The Cercon premolar crowns exhibited significantly superior marginal fit to the Lava crowns in this study. However, these statistics were unable to be interpreted as superiority of one system in precision to the other because there were no significant differences either between the Cercon and the control (MCG) groups or between Lava and control. Differences in the veneer techniques, not those in the CAD/CAM systems, could explain some causes of the results shown in this study. Some previous studies showed the differences in accuracy between the restorations with and without the porcelain build-up procedures and the significant effects of the veneering methods on restoration precision [27, 28]. This investigation, however, did not consider a CAD/CAM system and a veneer technique as two independent variables, which was one of the limitations. Further studies are required to evaluate and to compare the effects of those two factors, the systems and veneering methods, on the marginal accuracy of prosthodontic restorations. In addition, this study indicated that the accuracy of a dental restoration fabricated by digital technology may be clinically acceptable, when compared with that by conventional analogue method. However, various approaches were found according to the CAD/CAM systems: pure digital techniques and digital-analogue combinations, as shown in Figure 2. Further studies are needed to compare each step in digital procedures with that in analogue.
Computer-aided digital technologies may manufacture metal-free restorations that are clinically acceptable in precision.
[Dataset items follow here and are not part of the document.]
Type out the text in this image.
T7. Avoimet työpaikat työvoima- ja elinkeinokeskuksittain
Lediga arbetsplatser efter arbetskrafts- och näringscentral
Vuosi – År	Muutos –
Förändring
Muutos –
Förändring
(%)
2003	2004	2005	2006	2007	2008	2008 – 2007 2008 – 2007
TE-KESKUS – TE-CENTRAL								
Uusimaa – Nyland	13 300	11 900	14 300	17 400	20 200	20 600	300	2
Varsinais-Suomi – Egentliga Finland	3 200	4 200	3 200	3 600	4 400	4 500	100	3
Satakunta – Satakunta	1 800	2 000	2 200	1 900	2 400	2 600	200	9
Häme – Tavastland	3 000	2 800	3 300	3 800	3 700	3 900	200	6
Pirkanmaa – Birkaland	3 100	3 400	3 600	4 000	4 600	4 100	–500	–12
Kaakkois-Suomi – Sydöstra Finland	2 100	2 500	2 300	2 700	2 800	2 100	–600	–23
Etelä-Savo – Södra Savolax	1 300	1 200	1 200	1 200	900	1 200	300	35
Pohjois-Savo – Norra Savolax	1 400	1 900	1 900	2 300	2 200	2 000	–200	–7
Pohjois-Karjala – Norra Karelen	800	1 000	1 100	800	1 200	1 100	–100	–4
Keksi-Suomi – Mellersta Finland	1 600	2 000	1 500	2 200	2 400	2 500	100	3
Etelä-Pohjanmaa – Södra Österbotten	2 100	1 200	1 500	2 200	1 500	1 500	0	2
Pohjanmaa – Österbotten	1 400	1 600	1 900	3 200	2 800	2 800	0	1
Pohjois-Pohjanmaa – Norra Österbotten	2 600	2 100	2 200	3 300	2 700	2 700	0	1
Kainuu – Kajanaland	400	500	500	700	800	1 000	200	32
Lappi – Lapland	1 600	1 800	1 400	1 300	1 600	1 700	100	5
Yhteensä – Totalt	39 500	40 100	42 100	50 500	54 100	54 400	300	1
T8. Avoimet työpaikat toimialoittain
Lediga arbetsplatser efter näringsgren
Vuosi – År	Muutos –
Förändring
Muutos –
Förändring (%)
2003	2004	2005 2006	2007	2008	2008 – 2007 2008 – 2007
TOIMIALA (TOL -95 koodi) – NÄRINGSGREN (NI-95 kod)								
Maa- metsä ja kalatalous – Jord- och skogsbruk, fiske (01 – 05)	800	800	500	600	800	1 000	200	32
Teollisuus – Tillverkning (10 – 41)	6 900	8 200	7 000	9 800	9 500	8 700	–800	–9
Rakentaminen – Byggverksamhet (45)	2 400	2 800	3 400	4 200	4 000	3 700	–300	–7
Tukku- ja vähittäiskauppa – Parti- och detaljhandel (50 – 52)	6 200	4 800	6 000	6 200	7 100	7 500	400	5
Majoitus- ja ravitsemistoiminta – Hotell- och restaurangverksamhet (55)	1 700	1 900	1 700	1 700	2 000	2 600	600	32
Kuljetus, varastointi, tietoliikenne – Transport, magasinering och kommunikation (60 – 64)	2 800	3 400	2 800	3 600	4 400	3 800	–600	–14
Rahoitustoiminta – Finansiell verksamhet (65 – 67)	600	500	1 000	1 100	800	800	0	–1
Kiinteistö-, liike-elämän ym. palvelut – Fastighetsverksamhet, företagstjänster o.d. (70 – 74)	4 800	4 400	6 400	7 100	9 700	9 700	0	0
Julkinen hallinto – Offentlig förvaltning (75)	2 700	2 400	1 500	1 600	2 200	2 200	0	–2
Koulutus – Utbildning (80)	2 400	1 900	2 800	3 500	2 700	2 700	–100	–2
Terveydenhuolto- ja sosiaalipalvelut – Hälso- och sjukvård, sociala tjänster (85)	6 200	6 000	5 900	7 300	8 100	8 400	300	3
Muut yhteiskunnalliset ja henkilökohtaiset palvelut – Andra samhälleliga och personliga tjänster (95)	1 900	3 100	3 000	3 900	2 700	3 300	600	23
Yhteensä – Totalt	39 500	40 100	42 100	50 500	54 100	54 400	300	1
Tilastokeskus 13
Considering the results in this study, the marginal gaps of the digitalized metal-free crowns were similar to those of the conventional metal ceramic gold crowns. All the accuracy investigated in this study may be within the generally agreed clinically acceptable marginal fit standard.
Conflict of Interests
The authors declare that there is no conflict of interests regarding the publication of this paper.
Ki-Hong Lee and In-Sung Yeo contributed equally to this work.
This work was supported by the Overseas Research Program of Seoul National University Dental Hospital, Seoul, Korea.